On Sept. 13, the House Financial Services Committee passed Chairman Jeb Hensarling’s (R-TX) Financial CHOICE Act (H.R. 5983). The bill would repeal substantial portions of the 2010 Dodd-Frank financial reform law and fundamentally restructure a significant number of the regulations administered by federal financial regulators.
Although the Financial CHOICE Act is not expected to advance further in Congress this year, it is likely to serve as a first draft of the House Financial Service Committee's 2017 agenda.
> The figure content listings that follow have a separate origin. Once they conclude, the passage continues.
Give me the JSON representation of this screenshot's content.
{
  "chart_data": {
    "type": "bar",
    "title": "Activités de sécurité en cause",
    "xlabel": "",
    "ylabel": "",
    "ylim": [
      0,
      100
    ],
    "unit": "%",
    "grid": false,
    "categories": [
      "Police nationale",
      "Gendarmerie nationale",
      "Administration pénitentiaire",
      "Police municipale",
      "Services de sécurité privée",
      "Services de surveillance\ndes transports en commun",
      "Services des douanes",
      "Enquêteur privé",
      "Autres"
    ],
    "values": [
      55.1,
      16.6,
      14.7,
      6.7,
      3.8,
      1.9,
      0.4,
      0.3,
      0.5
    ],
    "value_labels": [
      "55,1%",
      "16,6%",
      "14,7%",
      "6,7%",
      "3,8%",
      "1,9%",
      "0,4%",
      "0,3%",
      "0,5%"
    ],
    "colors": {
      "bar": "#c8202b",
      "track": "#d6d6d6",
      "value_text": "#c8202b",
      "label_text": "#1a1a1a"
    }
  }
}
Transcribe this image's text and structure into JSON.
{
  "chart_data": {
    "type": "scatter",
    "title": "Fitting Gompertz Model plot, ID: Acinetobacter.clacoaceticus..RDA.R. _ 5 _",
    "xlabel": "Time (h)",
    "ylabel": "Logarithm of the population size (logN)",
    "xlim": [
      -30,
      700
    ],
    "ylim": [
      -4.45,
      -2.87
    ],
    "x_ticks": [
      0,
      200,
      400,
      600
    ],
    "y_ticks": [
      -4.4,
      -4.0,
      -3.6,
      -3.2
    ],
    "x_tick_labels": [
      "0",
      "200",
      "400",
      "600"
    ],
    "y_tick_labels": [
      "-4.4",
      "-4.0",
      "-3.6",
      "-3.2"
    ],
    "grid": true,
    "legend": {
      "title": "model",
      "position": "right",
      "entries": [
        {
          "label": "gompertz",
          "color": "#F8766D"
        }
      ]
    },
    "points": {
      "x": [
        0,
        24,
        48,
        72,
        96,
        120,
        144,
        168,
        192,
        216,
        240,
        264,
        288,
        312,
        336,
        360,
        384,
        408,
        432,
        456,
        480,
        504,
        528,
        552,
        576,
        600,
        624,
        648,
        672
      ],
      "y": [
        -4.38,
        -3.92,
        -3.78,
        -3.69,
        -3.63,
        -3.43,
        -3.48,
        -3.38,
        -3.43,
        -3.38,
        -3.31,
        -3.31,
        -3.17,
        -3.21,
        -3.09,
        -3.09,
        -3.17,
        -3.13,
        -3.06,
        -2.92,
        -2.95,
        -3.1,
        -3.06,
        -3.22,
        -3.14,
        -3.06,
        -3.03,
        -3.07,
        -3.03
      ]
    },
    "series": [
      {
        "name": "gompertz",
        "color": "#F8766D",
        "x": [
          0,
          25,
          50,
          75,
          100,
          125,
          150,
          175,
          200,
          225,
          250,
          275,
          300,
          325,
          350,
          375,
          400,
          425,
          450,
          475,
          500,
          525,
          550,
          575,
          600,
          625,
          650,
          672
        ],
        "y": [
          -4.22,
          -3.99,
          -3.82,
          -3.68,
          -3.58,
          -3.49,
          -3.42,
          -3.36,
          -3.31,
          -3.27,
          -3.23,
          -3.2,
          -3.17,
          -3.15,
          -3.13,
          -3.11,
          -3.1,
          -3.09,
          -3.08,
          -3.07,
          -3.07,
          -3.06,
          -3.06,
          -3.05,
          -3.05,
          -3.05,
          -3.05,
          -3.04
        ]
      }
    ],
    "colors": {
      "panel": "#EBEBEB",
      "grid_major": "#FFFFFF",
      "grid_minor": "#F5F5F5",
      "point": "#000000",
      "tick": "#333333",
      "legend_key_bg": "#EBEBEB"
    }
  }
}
The Financial CHOICE Act includes several provisions with particular relevance to REITs, including measures that would:
- Repeal of the Department of Labor’s (DOL’s) fiduciary rule;
- Repeal the authority of the Financial Stability Oversight Council (FSOC) to designate non-bank financial companies as systematically important financial institutions (SIFIs) and retroactively repeal previous SIFI designations;
- Repeal the FSOC’s authority to impose regulations or standards on particular “risky” activities;
- Convert the Consumer Financial Protection Bureau (CFPB), the Office of Comptroller of Currency (OCC) and the Federal Housing Finance Agency (FHFA) into bipartisan, five-member commissions;
- Require proxy advisory firms to register with the Securities and Exchange Commission (SEC);
- Amend the Investment Company Act of 1940 to raise the leverage limit applicable to Business Development Companies (BDCs) to 2-to-1;
- Exempt all non-residential mortgage asset classes from Dodd-Frank’s risk retention requirements for asset-backed securities;
- Prohibit the SEC from issuing policy statements or other procedural rules without providing for public notice and comment;
- Prohibit federal financial regulators from participating in international regulatory negotiations without providing for public notice and comment;
- Require all of the financial regulators to conduct detailed cost-benefit analysis prior to issuing all new rules; and
- Repeal the doctrine requiring judicial deference to the interpretations of federal financial regulators.